Die Party ist vorbei – übrig bleibt die Aufräumarbeit. Fahmys Wohnung ist ein wenig mit der Situation am Midan al-Tahrir zu vergleichen. Viele Leute sind nicht mehr auf dem bekannten Revolutionsplatz im Zentrum Kairos zu sehen. Der Platz im Herzen des Kreisverkehrs ist grün. Man sieht noch die Muster des verpflanzten Fertigrasens. Die Spuren der Unruhen sind im groben beseitigt und wie nach jeder guten Party fragt man sich: Was bleibt außer einer schönen Erinnerung?
Hat sich der Aufstand gelohnt? Hat er Veränderung gebracht? Wie geht es weiter? Es sind Fragen, die viele Ägypter weiterhin bewegen.
Der Reformprozess begann schon bald nach Mubaraks Abtritt. Ein vom Militärrat initiiertes Referendum über Verfassungsänderungen wurde von 77,2 Prozent der Wähler angenommen. Den Änderungen zufolge sollen unter anderem im September Parlaments- und im Oktober Präsidentschaftswahlen stattfinden.

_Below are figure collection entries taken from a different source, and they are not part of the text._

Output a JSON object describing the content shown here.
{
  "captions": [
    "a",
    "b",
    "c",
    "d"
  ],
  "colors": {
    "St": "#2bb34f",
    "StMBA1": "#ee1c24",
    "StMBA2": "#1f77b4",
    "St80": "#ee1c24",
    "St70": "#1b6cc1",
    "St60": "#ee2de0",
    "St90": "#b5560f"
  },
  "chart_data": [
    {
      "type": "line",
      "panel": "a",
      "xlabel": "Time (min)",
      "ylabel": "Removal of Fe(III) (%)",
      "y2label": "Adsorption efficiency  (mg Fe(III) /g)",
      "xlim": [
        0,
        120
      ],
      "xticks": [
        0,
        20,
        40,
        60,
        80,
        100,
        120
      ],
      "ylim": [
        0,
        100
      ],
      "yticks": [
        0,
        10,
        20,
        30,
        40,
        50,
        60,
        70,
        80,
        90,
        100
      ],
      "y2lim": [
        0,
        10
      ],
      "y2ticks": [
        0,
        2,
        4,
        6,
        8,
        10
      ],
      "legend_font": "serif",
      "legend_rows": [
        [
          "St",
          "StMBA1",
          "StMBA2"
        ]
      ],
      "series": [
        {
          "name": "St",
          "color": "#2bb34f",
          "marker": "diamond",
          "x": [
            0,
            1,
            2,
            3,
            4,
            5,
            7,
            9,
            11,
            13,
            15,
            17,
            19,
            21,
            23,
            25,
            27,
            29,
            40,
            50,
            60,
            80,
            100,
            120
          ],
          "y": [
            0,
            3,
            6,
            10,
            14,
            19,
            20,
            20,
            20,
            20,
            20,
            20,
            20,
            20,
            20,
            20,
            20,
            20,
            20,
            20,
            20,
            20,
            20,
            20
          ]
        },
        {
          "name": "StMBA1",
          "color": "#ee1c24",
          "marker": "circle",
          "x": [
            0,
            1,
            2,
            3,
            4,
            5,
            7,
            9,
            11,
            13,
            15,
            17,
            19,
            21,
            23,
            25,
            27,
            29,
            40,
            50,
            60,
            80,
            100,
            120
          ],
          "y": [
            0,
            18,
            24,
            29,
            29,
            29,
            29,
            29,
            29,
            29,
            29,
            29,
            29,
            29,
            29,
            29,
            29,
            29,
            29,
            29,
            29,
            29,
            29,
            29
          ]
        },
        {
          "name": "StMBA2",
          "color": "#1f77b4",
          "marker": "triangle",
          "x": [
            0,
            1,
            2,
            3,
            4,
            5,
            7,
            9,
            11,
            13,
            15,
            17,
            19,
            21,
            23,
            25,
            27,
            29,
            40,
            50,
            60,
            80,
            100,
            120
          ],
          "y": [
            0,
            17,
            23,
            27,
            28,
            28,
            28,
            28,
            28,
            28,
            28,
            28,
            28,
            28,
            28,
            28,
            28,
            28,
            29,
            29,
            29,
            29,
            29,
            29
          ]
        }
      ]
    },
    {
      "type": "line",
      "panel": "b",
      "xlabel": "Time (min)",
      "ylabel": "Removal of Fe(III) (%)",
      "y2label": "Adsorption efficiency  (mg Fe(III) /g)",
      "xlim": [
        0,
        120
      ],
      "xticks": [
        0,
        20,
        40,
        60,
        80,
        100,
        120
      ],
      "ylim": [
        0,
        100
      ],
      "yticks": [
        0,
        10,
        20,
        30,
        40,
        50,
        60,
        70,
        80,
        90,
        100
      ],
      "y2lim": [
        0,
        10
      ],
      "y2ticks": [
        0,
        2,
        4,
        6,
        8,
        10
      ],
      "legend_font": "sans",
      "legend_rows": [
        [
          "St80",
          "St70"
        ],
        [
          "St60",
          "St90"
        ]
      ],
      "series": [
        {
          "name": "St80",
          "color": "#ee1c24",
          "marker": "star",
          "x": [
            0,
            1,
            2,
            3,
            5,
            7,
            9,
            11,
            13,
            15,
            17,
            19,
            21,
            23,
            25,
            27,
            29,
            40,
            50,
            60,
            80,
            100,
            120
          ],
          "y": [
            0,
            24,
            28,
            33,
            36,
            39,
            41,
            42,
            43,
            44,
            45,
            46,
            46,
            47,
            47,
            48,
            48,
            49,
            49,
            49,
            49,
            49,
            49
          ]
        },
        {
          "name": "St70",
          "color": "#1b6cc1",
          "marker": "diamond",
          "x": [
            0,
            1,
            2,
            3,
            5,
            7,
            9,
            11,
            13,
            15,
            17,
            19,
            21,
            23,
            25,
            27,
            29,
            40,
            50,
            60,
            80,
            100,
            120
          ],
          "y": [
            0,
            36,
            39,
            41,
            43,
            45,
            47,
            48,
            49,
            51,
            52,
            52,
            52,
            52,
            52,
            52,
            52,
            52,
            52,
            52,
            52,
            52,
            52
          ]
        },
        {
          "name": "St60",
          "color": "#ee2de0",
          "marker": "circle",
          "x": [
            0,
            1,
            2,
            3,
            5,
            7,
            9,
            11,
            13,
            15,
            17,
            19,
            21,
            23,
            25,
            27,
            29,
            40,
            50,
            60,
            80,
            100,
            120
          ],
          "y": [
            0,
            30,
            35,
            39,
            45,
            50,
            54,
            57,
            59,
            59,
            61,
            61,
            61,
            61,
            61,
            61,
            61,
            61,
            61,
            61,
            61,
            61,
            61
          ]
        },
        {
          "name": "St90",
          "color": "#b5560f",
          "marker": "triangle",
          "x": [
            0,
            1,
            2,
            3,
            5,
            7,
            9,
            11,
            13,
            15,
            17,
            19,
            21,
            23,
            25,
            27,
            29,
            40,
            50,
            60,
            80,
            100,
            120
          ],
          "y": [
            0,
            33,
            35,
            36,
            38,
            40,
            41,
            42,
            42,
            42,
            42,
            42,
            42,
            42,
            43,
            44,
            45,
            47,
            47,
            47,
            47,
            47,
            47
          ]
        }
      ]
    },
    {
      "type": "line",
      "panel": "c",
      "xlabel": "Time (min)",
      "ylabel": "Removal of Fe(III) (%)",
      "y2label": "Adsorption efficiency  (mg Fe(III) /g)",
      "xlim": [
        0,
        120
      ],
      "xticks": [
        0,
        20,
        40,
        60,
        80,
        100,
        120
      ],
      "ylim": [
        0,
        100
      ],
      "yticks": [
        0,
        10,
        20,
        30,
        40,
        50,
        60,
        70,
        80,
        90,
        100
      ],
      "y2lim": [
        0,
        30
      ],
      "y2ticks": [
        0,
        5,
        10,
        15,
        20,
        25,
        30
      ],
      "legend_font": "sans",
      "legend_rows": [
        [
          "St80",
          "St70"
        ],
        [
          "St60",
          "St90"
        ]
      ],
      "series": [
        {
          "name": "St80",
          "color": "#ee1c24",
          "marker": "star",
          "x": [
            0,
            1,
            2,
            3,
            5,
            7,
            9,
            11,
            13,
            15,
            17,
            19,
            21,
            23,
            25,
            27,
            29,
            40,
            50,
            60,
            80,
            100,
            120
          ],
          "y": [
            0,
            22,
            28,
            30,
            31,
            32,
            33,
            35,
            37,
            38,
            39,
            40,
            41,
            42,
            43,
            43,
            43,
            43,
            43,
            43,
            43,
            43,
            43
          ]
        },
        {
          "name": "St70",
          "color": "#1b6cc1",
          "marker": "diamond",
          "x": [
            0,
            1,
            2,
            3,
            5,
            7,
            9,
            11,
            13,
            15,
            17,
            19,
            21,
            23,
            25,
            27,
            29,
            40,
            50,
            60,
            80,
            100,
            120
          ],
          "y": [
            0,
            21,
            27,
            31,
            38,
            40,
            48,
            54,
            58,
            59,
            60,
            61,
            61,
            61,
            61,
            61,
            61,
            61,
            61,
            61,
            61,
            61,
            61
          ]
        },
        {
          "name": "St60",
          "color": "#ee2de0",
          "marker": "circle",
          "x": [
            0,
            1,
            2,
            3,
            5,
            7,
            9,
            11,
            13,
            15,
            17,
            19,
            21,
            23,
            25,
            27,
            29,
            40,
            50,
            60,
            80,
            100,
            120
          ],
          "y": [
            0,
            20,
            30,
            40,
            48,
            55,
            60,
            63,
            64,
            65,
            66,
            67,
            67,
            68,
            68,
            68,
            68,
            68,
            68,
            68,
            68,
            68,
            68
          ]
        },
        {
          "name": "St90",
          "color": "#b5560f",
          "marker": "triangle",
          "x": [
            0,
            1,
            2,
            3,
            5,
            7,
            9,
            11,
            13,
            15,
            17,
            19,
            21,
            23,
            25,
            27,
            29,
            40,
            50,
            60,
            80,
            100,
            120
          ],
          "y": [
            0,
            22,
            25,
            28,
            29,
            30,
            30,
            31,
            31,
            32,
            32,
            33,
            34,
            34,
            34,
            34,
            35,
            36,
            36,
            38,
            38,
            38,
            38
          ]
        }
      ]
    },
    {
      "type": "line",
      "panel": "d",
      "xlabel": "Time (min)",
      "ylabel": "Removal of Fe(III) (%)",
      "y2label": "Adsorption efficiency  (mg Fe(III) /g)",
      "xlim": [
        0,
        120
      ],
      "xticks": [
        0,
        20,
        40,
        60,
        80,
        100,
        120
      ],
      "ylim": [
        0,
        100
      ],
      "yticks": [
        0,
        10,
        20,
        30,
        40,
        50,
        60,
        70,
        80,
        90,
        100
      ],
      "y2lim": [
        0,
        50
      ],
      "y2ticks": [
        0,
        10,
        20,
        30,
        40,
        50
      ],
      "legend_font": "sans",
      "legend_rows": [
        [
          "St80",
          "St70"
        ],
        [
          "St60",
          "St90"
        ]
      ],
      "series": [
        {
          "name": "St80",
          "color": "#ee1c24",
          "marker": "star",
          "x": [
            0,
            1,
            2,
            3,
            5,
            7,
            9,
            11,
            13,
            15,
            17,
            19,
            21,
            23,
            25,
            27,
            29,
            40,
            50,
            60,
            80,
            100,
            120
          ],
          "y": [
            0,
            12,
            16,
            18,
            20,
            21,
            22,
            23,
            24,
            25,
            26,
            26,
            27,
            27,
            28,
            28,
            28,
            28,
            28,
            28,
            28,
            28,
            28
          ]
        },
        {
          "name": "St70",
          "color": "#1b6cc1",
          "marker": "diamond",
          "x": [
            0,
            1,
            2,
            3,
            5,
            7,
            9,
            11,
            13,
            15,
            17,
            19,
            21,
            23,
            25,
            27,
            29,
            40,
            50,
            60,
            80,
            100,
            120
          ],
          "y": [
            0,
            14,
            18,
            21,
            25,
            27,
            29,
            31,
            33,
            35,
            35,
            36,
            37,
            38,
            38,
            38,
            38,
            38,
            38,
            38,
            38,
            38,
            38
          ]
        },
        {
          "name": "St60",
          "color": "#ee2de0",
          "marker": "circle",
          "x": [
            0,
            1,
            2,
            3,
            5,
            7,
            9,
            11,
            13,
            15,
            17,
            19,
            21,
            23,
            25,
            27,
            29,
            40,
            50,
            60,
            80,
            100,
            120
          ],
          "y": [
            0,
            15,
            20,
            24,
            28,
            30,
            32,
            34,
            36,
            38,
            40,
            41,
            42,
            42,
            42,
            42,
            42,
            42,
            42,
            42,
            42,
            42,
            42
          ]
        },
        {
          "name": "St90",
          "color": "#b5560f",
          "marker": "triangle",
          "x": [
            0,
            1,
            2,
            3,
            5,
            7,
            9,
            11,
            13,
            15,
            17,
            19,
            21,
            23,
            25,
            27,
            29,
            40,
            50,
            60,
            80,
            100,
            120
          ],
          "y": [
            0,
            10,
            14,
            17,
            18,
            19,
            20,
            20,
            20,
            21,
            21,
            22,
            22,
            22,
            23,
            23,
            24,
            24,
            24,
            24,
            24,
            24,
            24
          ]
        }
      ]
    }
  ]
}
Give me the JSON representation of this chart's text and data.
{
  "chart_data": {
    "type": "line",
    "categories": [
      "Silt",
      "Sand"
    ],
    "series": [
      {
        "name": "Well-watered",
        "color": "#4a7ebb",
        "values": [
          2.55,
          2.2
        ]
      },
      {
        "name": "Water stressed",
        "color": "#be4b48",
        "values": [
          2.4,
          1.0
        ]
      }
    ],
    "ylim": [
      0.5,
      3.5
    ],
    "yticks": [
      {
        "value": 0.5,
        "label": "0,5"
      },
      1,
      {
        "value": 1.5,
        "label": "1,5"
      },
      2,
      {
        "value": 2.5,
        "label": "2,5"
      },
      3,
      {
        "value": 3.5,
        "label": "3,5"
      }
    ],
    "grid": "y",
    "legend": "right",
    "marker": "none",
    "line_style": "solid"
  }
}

Befürworter, wie etwa die Muslimbruderschaft und Mubaraks nunmehr aufgelöste Nationaldemorkatische Partei (NDP) argumentieren, dass die Verfassungsänderungen einen klaren Zeitplan schaffen und den demokratischen Transformationsprozess schnell und stabil voranbringen würden. Doch nicht alle Ägypter teilen deren Meinung. Adham Bakry, der an den 18-Tägigen Massenprotesten teilnahm, glaubt, dass der Zeitplan zu straff und das neue Parteiengesetz zu streng sei: »Es scheint einen Pakt zwischen den Muslimbrüdern, dem Militär und dem alten Regime zu geben« – deshalb hätten sie für das »Ja« im Referendum geworben, meint der 28-Jährige.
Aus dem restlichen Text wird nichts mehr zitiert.